In his memoirs, Charles Rafferty describes how Lee’s idea took off:

There are some things that you should never say, such as referring to your sister-in-law as a supercilious bitch who would nag a labour caucus into privatising Parliament House, even if you mean them, because they are likely to get away from you.

During the afternoon, Lee’s article grew from a giggle, through a game in which Elspeth Morgan was cast as Margaret Thatcher and James Spence became Lord High Executioner, to a manifesto for revolution.

By the evening, the whole town was in on the action. The Railway’s always a bit of a scrum on Saturday night, but this was grand final night, and vicious, too, except the opposition hid at the other end of the field where we couldn’t get at them.

There were still some voices in the wilderness. Fiona Clark argued for caution. "What happens when the creek drops?" she asked. Aldo Ferrari objected on principle.
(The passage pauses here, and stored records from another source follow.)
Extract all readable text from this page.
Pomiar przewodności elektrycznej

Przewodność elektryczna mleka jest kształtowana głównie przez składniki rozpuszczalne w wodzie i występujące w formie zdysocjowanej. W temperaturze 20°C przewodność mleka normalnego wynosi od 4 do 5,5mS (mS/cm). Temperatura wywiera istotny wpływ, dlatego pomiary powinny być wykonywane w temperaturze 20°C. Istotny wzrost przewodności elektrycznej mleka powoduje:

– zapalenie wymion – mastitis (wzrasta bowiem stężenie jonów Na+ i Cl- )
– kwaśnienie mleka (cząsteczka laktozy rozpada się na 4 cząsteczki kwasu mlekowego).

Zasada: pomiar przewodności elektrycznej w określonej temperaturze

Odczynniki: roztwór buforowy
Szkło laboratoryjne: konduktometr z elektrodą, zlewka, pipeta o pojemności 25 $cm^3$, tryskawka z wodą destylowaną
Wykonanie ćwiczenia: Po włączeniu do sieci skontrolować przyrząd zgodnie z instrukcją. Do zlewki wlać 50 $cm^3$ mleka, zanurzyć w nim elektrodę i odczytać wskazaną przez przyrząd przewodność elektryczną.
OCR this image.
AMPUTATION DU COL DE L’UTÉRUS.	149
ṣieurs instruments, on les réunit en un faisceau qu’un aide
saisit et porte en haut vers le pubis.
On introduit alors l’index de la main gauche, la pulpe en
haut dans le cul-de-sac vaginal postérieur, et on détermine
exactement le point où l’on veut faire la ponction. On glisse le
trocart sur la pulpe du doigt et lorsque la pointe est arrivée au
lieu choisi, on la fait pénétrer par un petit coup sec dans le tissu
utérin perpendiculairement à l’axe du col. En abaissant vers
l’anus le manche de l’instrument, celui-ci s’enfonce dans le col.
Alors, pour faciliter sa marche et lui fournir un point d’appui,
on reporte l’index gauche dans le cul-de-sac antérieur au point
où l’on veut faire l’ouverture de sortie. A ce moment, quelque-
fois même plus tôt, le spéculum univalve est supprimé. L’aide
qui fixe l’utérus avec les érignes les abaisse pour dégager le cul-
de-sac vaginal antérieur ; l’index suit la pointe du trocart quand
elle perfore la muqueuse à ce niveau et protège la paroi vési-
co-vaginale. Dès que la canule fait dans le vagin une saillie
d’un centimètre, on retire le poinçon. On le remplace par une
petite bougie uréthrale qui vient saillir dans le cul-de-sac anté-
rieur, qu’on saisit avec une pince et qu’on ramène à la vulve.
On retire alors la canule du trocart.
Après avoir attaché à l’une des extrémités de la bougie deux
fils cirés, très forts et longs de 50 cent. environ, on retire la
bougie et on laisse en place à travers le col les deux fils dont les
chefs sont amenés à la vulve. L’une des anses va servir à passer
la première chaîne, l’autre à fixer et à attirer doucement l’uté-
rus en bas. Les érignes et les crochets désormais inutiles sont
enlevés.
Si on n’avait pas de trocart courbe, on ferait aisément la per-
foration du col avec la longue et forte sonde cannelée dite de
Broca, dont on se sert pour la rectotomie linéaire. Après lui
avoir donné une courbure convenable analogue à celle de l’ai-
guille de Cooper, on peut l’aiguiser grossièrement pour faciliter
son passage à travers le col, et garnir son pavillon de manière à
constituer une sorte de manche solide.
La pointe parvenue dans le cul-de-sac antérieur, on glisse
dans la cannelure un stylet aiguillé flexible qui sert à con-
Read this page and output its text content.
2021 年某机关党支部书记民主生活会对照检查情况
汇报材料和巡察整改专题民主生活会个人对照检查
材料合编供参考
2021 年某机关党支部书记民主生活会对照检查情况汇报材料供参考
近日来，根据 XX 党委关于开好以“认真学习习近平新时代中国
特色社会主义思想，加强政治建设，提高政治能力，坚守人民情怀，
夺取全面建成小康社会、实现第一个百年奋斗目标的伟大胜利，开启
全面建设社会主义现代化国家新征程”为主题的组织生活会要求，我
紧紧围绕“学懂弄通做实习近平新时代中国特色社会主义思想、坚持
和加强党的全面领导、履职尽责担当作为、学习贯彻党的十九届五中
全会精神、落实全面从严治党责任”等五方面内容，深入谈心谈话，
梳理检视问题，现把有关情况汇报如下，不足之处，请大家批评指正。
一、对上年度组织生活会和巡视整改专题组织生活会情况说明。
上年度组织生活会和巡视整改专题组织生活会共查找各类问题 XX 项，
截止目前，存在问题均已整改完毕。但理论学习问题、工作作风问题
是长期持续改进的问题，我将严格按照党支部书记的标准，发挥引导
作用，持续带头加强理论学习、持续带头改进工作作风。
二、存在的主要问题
It was one thing to get on with the job in the absence of Authority, he argued, but it was another to openly defy them. "Bozo" Rafferty was worried about whether he’d have to paint his van mission brown.

Sandra Clark favoured instant rearmament and an invasion of Australia. Jeff Lee was advocating a barrage of revolutionary rhetoric that would make them kick us out from sheer exasperation.

Siobhan Rafferty summed up. "What the hell. Why not?" Sober words to herald the start of a revolution.

"Bluey" Clark was despatched to Radio Bandicoot with an ultimatim to the Australian Government:

We’re not real experienced at sending ultimatims, except when some bludger’s dragging the chain about buying his round. But I suppose that’s what this is about then, really, isn’t it? It’s you bludgers dragging the chain about our democratic rights — you know, voting, and all that.

So, whoever’s out there listening, tell the pollies, will you, that we’re real fed up, and that they’ve got till 10 o’clock tomorrow morning to fly us in voting papers for today’s elections, and they’ve got to make sure we all get them, and that they’re counted, along with all the others. Mind you, the way we’re feeling, we’ll probably vote informal anyway, but that’s not the point.

If they don’t fly us those papers in, we reckon that what the Australian Government’s saying is that the People of South Bandicoot aren’t really part of Australia at all, so tell them that, and tell them that we’ll take them at their word and we’ll declare ourselves independent.

There was no response, except for a reported interview with the Chief Electoral Officer for New South Wales, Grant Risdon, in which he said:

Don’t be stupid. The polls have closed, and that is that.

A Mass Meeting of the People was held the following lunchtime at the Railway Hotel. The crowd overflowed onto the verandah and into the street. "Bozo" Rafferty gave a short speech, and the Declaration of Independence was passed around for everybody to sign. As Charles Rafferty remarks:

Such was the intensity of feeling that not one D. Duck, M. Mouse or L. Braithwaite affixed his signature to the declaration, because to do so would have resulted in certain lynching.

Arnold Hume was permitted a "You are being very silly ..." before being booed from the scene.

At 5 p.m. on 1st May, Radio Bandicoot broadcast the Declaration of Independence. A special edition of the Bandicoot Herald, officially renamed The People’s Daily, celebrated the occasion. At the Railway Hotel, drinks were free for the rest of the evening.